Veinte mil leguas de viaje submarino
Veinte mil leguas de viaje submarino Traspuesto el estrecho de Gibraltar, el Nautilus había ganado la, alta mar. Volvió a la superficie y pudimos reanudar así nuestros cotidianos paseos en la plataforma. Ascendí a ella en cuanto me fue posible, acompañado de Ned Land y de Consejo. A una distancia de doce millas aparecía vagamente el cabo San Vicente, que forma la extremidad sudoeste de la península Ibérica. Soplaba un fuerte viento del sur. Había mar gruesa, encrespada, que sometía a violentos balanceos al Nautilus. Resultaba casi imposible mantenerse en la plataforma batida a cada instante por el oleaje. Descendimos, pues, luego de haber aspirado algunas bocanadas de aire. Regresé a mi habitación. Consejo se dirigió a su camarote; pero el canadiense, con aire muy preocupado, me siguió. Nuestro rápido paso a través del Mediterráneo no le habla permitido poner en práctica sus proyectos de fuga, y disimulaba mal su desencanto. Cuando estuvo cerrada la puerta, tomó asiento y me miró en silencio.

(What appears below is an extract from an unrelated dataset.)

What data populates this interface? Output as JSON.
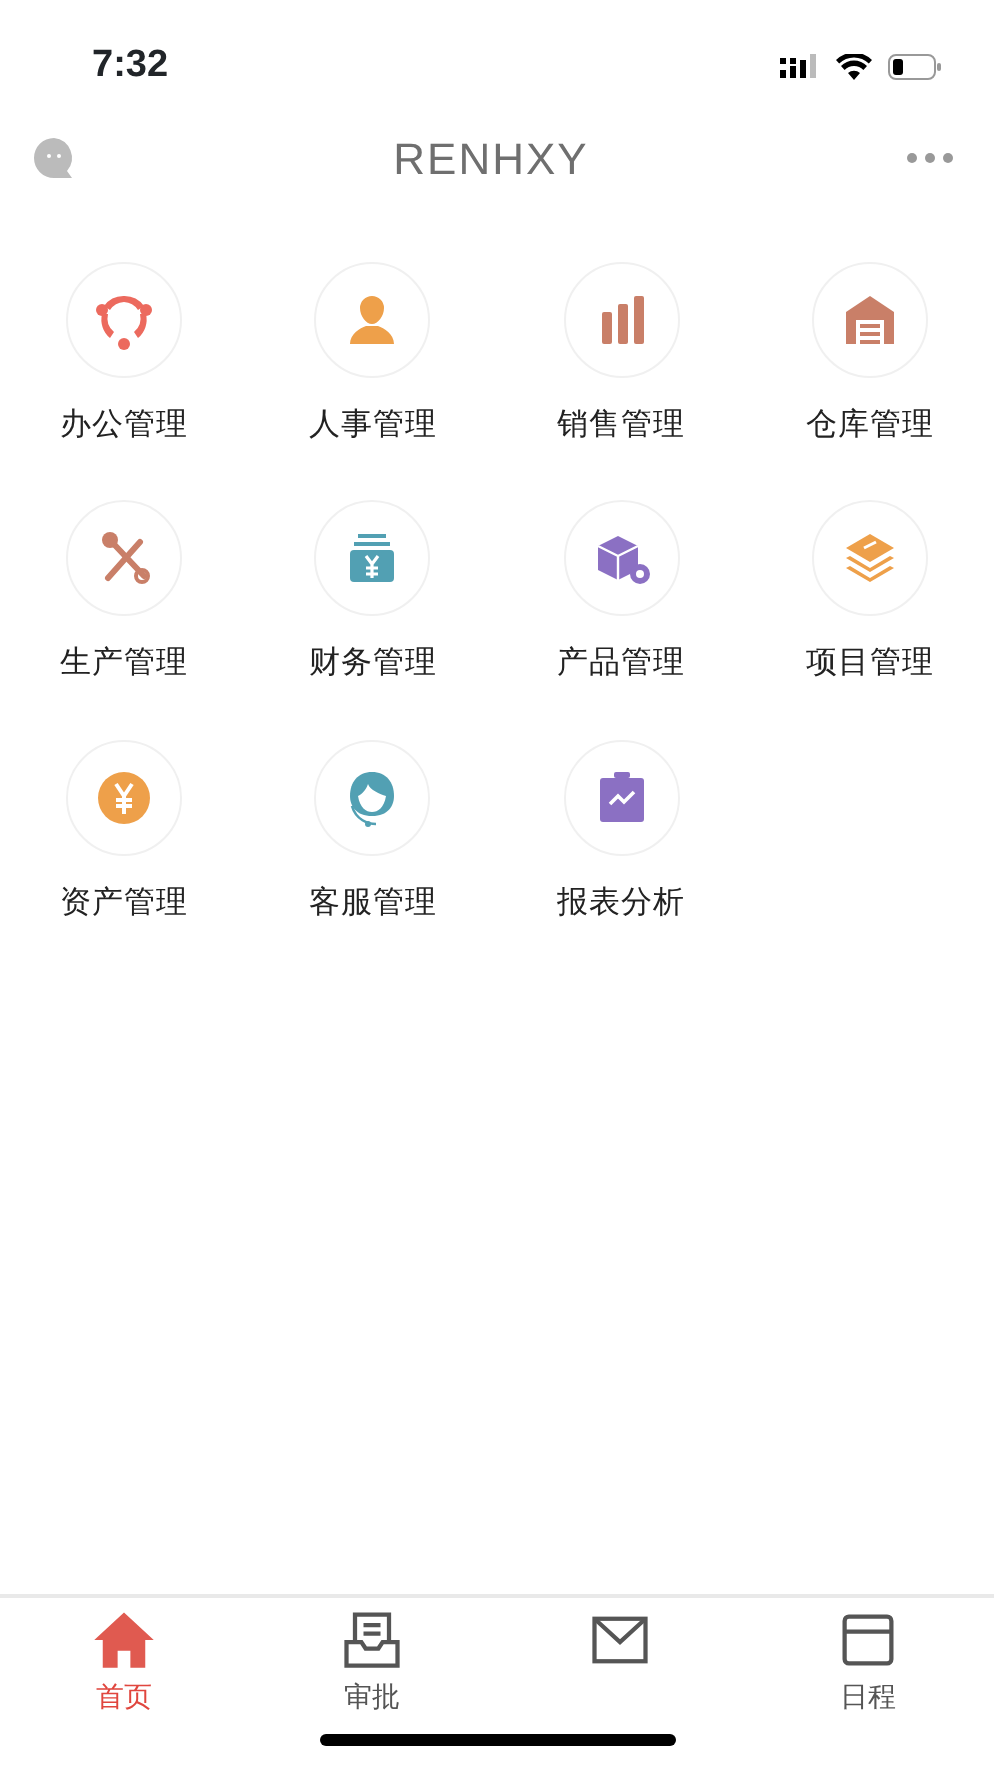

-Amigo Ned, le dije, lo comprendo, pero usted no tiene nada que reprocharse. ¡En las condiciones en que navegaba el Nautilus, tratar de alejarse de él hubiera sido una locura!
Ned Land no me contestó. Los labios apretados, el ceño fruncido, indicaban que lo dominaba la violenta obsesión de una idea fija.